Mark Singer said his up-close experiences with a variety of police officers leave him with great admiration. "There are exceptions in every profession," he said. "But if any citizen would walk in the shoes of a police officer for a week or two, they would realize the challenges, the emotional difficulties, the decisions that need to be made right on the spot."

In the frantic milliseconds of confrontations between police and civilians, calm and logic often can be in short supply.

Mark Singer trains officers to defuse tense situations. And with headlines blaring the body count of violent encounters from Ferguson, Mo., to Baltimore to Chicago to Cleveland, his work has never been more relevant.

Singer, PhD, the Leonard W. Mayo Professor in Family and Child Welfare at Case Western Reserve University's Jack, Joseph and Morton Mandel School of Applied Social Sciences, has trained police for more than 20 years.

And as deputy director of the Mandel School's Dr. Semi J. and Ruth W. Begun Center for Violence Prevention Research and Education and a psychiatry professor at the School of Medicine, Singer (SAS '79, GRS '83, social welfare) has the scholarly and street-level experience to help officers better understand mental illness, domestic violence and volatile adolescents.

"When you were teenagers, how many of you did something stupid?" Singer asked during a recent training session for new police officers of the Cuyahoga Metropolitan Housing Authority (CMHA). Several hands went up. "How many of you did something really stupid?" More hands.

"People's brains are not fully developed until their mid-20s," Singer explained. "It's the judgment part that is the last to develop."

Singer does more than classroom training. He often rides with CMHA Police Department officers for full shifts to experience the dynamics of crisis encounters and offer in-the-moment lessons for de-escalating tensions.

During one ride-along, CMHA officers responded to a threat of domestic violence. A man with severe mental illness was on the verge of assaulting his girlfriend. He also was carrying a paper bag that—as Singer suspected—contained alcohol.

"What would your psychiatrist say about you drinking while on medication?" asked Singer, knowing the combination of mental illness, medication and malt liquor could make him even more volatile. As they talked, the man relinquished the bottle. Singer recalled that one officer later said: "I wouldn't have thought to ask that question. Now I know."

CMHA Police Chief Andrés González said Singer is a "godsend" in helping officers change their approach to encounters.

"It's more humanistic and holistic," González said. "The officer is looking beyond what is going on in that moment and trying to understand the trauma of what [the other person is] experiencing. Before we even consider taking someone to jail—is there an alternative? What's the best thing for the individual?"
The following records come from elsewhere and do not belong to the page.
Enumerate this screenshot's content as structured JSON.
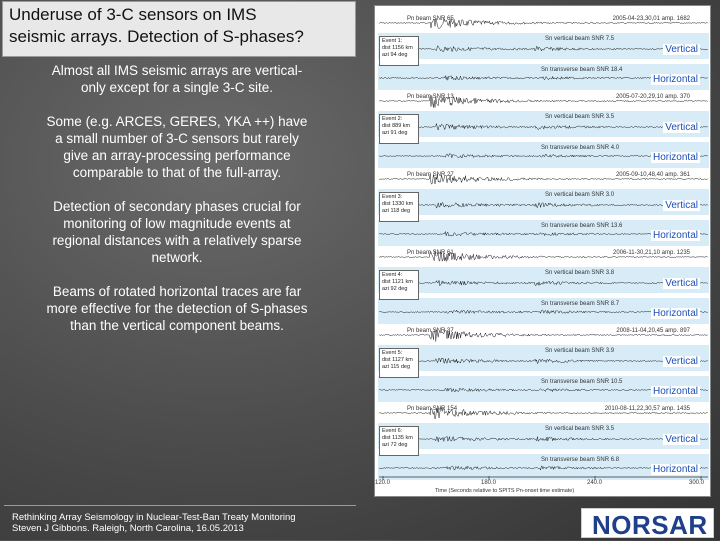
{
  "title": {
    "line1": "Underuse of 3-C sensors on IMS",
    "line2": "seismic arrays. Detection of S-phases?"
  },
  "bullets": [
    [
      "Almost all IMS seismic arrays are vertical-",
      "only except for a single 3-C site."
    ],
    [
      "Some (e.g. ARCES, GERES, YKA ++) have",
      "a small number of 3-C sensors but rarely",
      "give an array-processing performance",
      "comparable to that of the full-array."
    ],
    [
      "Detection of secondary phases crucial for",
      "monitoring of low magnitude events at",
      "regional distances with a relatively sparse",
      "network."
    ],
    [
      "Beams of rotated horizontal traces are far",
      "more effective for the detection of S-phases",
      "than the vertical component beams."
    ]
  ],
  "figure": {
    "vertical_tag": "Vertical",
    "horizontal_tag": "Horizontal",
    "events": [
      {
        "pn": "Pn beam SNR 65",
        "info": "2005-04-23,30,01  amp. 1682",
        "event": [
          "Event 1:",
          "dist 1156 km",
          "azi 94 deg"
        ],
        "sv": "Sn vertical beam   SNR  7.5",
        "sh": "Sn transverse beam SNR 18.4"
      },
      {
        "pn": "Pn beam SNR 13",
        "info": "2005-07-20,29,10  amp. 370",
        "event": [
          "Event 2:",
          "dist 889 km",
          "azi 91 deg"
        ],
        "sv": "Sn vertical beam   SNR  3.5",
        "sh": "Sn transverse beam SNR 4.0"
      },
      {
        "pn": "Pn beam SNR 27",
        "info": "2005-09-10,48,40  amp. 361",
        "event": [
          "Event 3:",
          "dist 1330 km",
          "azi 118 deg"
        ],
        "sv": "Sn vertical beam   SNR  3.0",
        "sh": "Sn transverse beam SNR 13.6"
      },
      {
        "pn": "Pn beam SNR 61",
        "info": "2006-11-30,21,10  amp. 1235",
        "event": [
          "Event 4:",
          "dist 1121 km",
          "azi 92 deg"
        ],
        "sv": "Sn vertical beam   SNR  3.8",
        "sh": "Sn transverse beam SNR  8.7"
      },
      {
        "pn": "Pn beam SNR 37",
        "info": "2008-11-04,20,45  amp. 897",
        "event": [
          "Event 5:",
          "dist 1127 km",
          "azi 115 deg"
        ],
        "sv": "Sn vertical beam   SNR  3.9",
        "sh": "Sn transverse beam SNR 10.5"
      },
      {
        "pn": "Pn beam SNR 154",
        "info": "2010-08-11,22,30,57  amp. 1435",
        "event": [
          "Event 6:",
          "dist 1135 km",
          "azi 72 deg"
        ],
        "sv": "Sn vertical beam   SNR  3.5",
        "sh": "Sn transverse beam SNR 6.8"
      }
    ],
    "axis": {
      "ticks": [
        "120.0",
        "180.0",
        "240.0",
        "300.0"
      ],
      "title": "Time (Seconds relative to SPITS Pn-onset time estimate)"
    }
  },
  "footer": {
    "line1": "Rethinking Array Seismology in Nuclear-Test-Ban Treaty Monitoring",
    "line2": "Steven J Gibbons. Raleigh, North Carolina, 16.05.2013"
  },
  "logo": {
    "text": "NORSAR",
    "color": "#1f3f8a"
  }
}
While perpetrators still must answer for their misdeeds, they perhaps need crisis intervention at a hospital or social-service agency first, González said. With the paradigm shift, officers "are experiencing a greater satisfaction with what they do."

Turning Advice into Action

Mark Singer has provided training for several police forces, including those at the City of Cleveland and Case Western Reserve.
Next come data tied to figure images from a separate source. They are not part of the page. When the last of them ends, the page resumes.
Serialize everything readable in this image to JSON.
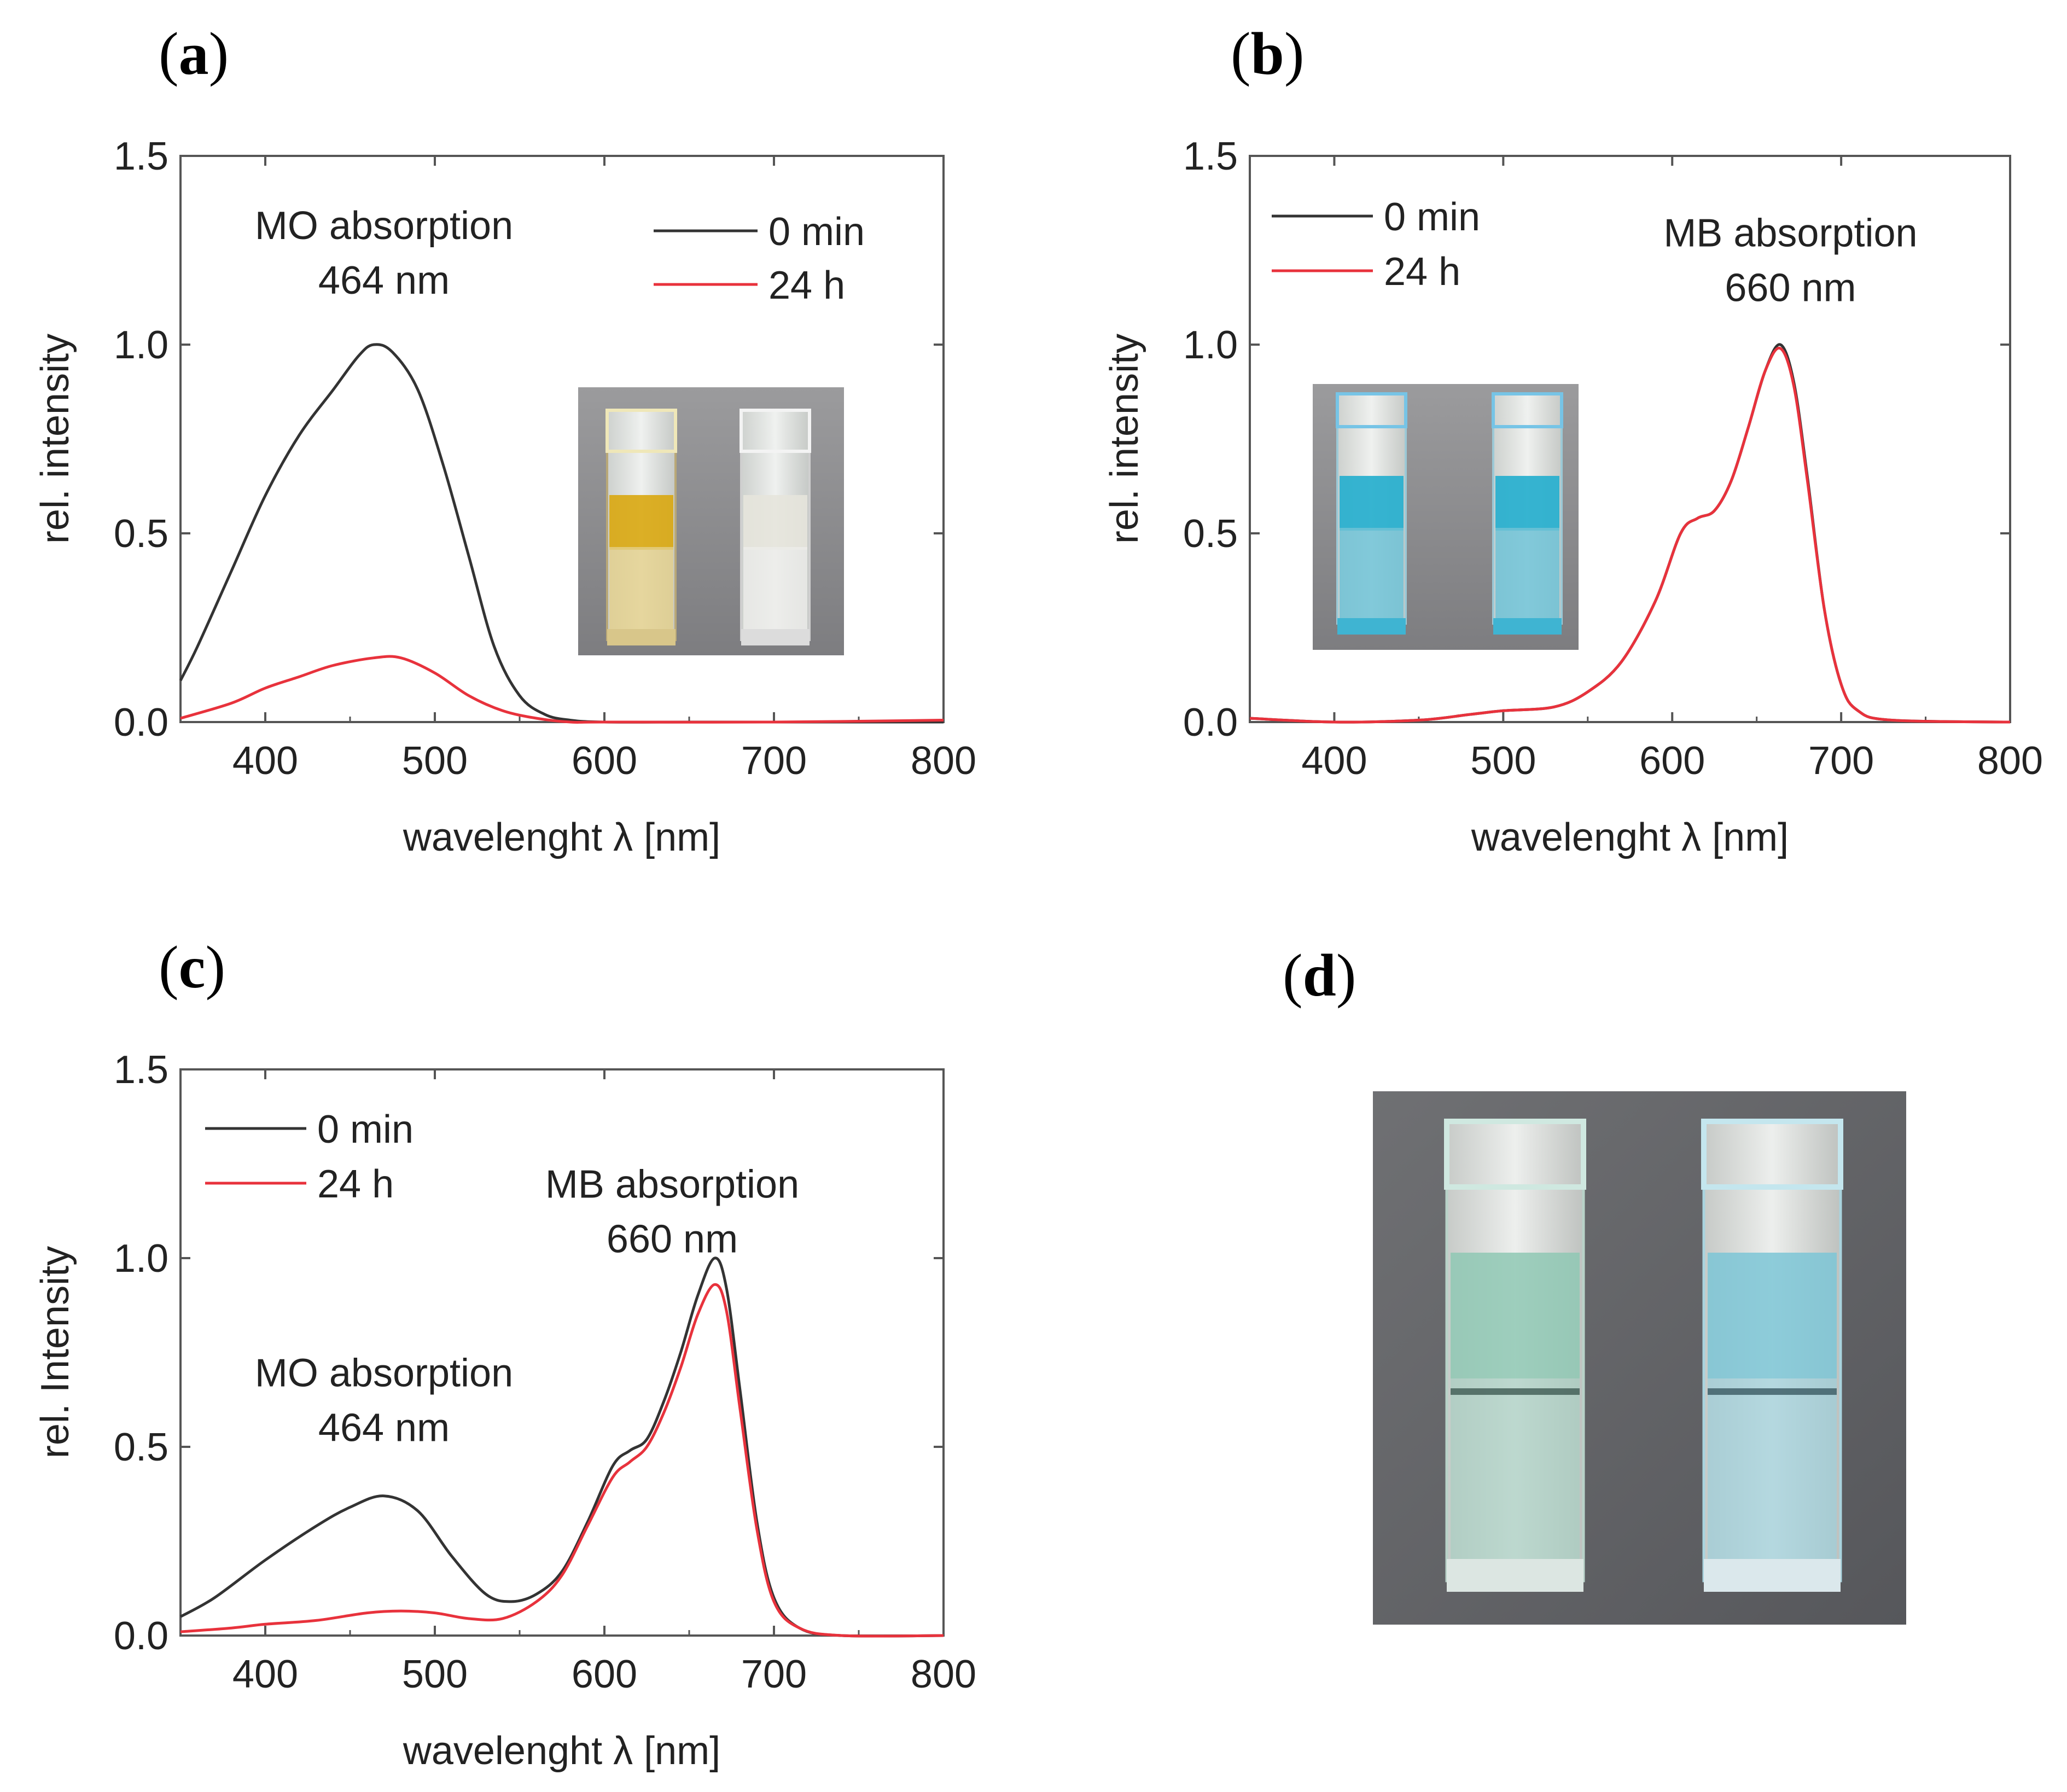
{
  "figure": {
    "panels": [
      {
        "label": "a"
      },
      {
        "label": "b"
      },
      {
        "label": "c"
      },
      {
        "label": "d"
      }
    ]
  },
  "chart_data": [
    {
      "id": "a",
      "type": "line",
      "xlabel": "wavelenght λ [nm]",
      "ylabel": "rel. intensity",
      "xlim": [
        350,
        800
      ],
      "ylim": [
        0,
        1.5
      ],
      "xticks": [
        "400",
        "500",
        "600",
        "700",
        "800"
      ],
      "yticks": [
        "0.0",
        "0.5",
        "1.0",
        "1.5"
      ],
      "legend_position": "top-right",
      "annotations": [
        {
          "lines": [
            "MO absorption",
            "464 nm"
          ],
          "x": 470,
          "y": 1.28
        }
      ],
      "series": [
        {
          "name": "0 min",
          "color": "#333333",
          "x": [
            350,
            360,
            380,
            400,
            420,
            440,
            455,
            464,
            475,
            490,
            505,
            520,
            535,
            550,
            565,
            580,
            600,
            650,
            700,
            800
          ],
          "y": [
            0.11,
            0.2,
            0.4,
            0.6,
            0.76,
            0.88,
            0.97,
            1.0,
            0.98,
            0.88,
            0.68,
            0.44,
            0.2,
            0.07,
            0.02,
            0.005,
            0.0,
            0.0,
            0.0,
            0.0
          ]
        },
        {
          "name": "24 h",
          "color": "#e8323c",
          "x": [
            350,
            380,
            400,
            420,
            440,
            464,
            480,
            500,
            520,
            540,
            560,
            580,
            600,
            700,
            800
          ],
          "y": [
            0.01,
            0.05,
            0.09,
            0.12,
            0.15,
            0.17,
            0.17,
            0.13,
            0.07,
            0.03,
            0.01,
            0.0,
            0.0,
            0.0,
            0.005
          ]
        }
      ],
      "inset": {
        "description_colors": [
          "#d9a70f",
          "#e6e4dc"
        ]
      }
    },
    {
      "id": "b",
      "type": "line",
      "xlabel": "wavelenght λ [nm]",
      "ylabel": "rel. intensity",
      "xlim": [
        350,
        800
      ],
      "ylim": [
        0,
        1.5
      ],
      "xticks": [
        "400",
        "500",
        "600",
        "700",
        "800"
      ],
      "yticks": [
        "0.0",
        "0.5",
        "1.0",
        "1.5"
      ],
      "legend_position": "top-left",
      "annotations": [
        {
          "lines": [
            "MB absorption",
            "660 nm"
          ],
          "x": 670,
          "y": 1.26
        }
      ],
      "series": [
        {
          "name": "0 min",
          "color": "#333333",
          "x": [
            350,
            400,
            450,
            480,
            500,
            530,
            550,
            570,
            590,
            605,
            615,
            625,
            635,
            645,
            655,
            664,
            672,
            680,
            690,
            700,
            710,
            730,
            800
          ],
          "y": [
            0.01,
            0.0,
            0.005,
            0.02,
            0.03,
            0.04,
            0.08,
            0.16,
            0.32,
            0.5,
            0.54,
            0.56,
            0.64,
            0.78,
            0.93,
            1.0,
            0.9,
            0.65,
            0.3,
            0.1,
            0.03,
            0.005,
            0.0
          ]
        },
        {
          "name": "24 h",
          "color": "#e8323c",
          "x": [
            350,
            400,
            450,
            480,
            500,
            530,
            550,
            570,
            590,
            605,
            615,
            625,
            635,
            645,
            655,
            664,
            672,
            680,
            690,
            700,
            710,
            730,
            800
          ],
          "y": [
            0.01,
            0.0,
            0.005,
            0.02,
            0.03,
            0.04,
            0.08,
            0.16,
            0.32,
            0.5,
            0.54,
            0.56,
            0.64,
            0.78,
            0.93,
            0.99,
            0.89,
            0.64,
            0.3,
            0.1,
            0.03,
            0.005,
            0.0
          ]
        }
      ],
      "inset": {
        "description_colors": [
          "#2bb0cf",
          "#2bb0cf"
        ]
      }
    },
    {
      "id": "c",
      "type": "line",
      "xlabel": "wavelenght λ [nm]",
      "ylabel": "rel. Intensity",
      "xlim": [
        350,
        800
      ],
      "ylim": [
        0,
        1.5
      ],
      "xticks": [
        "400",
        "500",
        "600",
        "700",
        "800"
      ],
      "yticks": [
        "0.0",
        "0.5",
        "1.0",
        "1.5"
      ],
      "legend_position": "top-left",
      "annotations": [
        {
          "lines": [
            "MO absorption",
            "464 nm"
          ],
          "x": 470,
          "y": 0.66
        },
        {
          "lines": [
            "MB absorption",
            "660 nm"
          ],
          "x": 640,
          "y": 1.16
        }
      ],
      "series": [
        {
          "name": "0 min",
          "color": "#333333",
          "x": [
            350,
            370,
            400,
            430,
            450,
            470,
            490,
            510,
            530,
            545,
            560,
            575,
            590,
            605,
            615,
            625,
            635,
            645,
            655,
            665,
            672,
            680,
            690,
            700,
            715,
            740,
            800
          ],
          "y": [
            0.05,
            0.1,
            0.2,
            0.29,
            0.34,
            0.37,
            0.33,
            0.21,
            0.11,
            0.09,
            0.11,
            0.17,
            0.3,
            0.45,
            0.49,
            0.52,
            0.62,
            0.75,
            0.9,
            1.0,
            0.92,
            0.65,
            0.3,
            0.1,
            0.02,
            0.0,
            0.0
          ]
        },
        {
          "name": "24 h",
          "color": "#e8323c",
          "x": [
            350,
            380,
            400,
            430,
            460,
            480,
            500,
            520,
            540,
            560,
            575,
            590,
            605,
            615,
            625,
            635,
            645,
            655,
            665,
            672,
            680,
            690,
            700,
            715,
            740,
            800
          ],
          "y": [
            0.01,
            0.02,
            0.03,
            0.04,
            0.06,
            0.065,
            0.06,
            0.045,
            0.045,
            0.09,
            0.16,
            0.29,
            0.42,
            0.46,
            0.5,
            0.59,
            0.71,
            0.85,
            0.93,
            0.86,
            0.6,
            0.28,
            0.09,
            0.02,
            0.0,
            0.0
          ]
        }
      ]
    }
  ],
  "photo_d": {
    "description_colors": [
      "#8fc8b4",
      "#7cc6d6"
    ]
  }
}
During one campus session, Singer showed police a video of Swedish officers who happened to be on a New York City subway, calming violent passengers with moderated voices and courteous questions about them.
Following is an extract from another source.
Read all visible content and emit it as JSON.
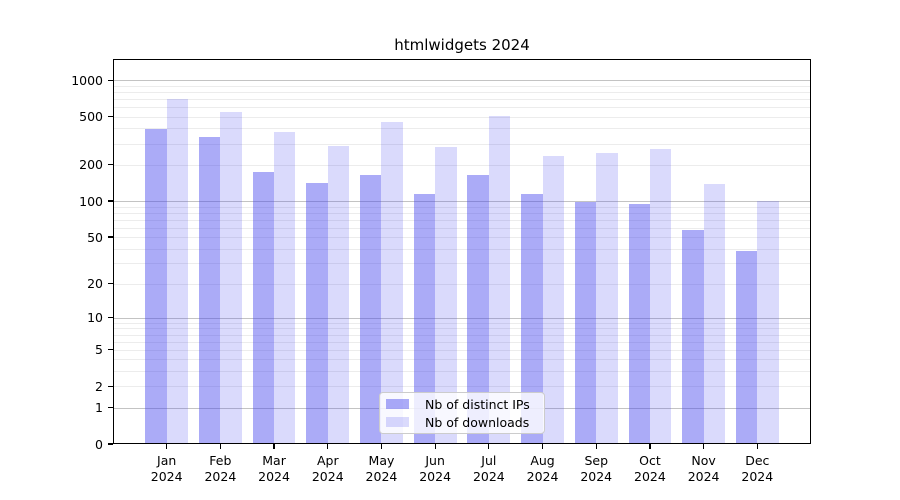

CWRU Cpl. Scott Del Rosa attended that training. Soon after, he was chasing a man— unconnected to the university—suspected of trying to spend counterfeit money on campus.

The man fell and Del Rosa put his new training in action. "I immediately said, 'Are you OK?' in a nice, calm voice."

Officers made the arrest without incident. Del Rosa later asked the man—whom he figured was about 6 feet 3 inches tall and weighed 220 pounds— why he didn't fight. "I didn't want to," Del Rosa recalled him saying. "You actually seemed like you were concerned."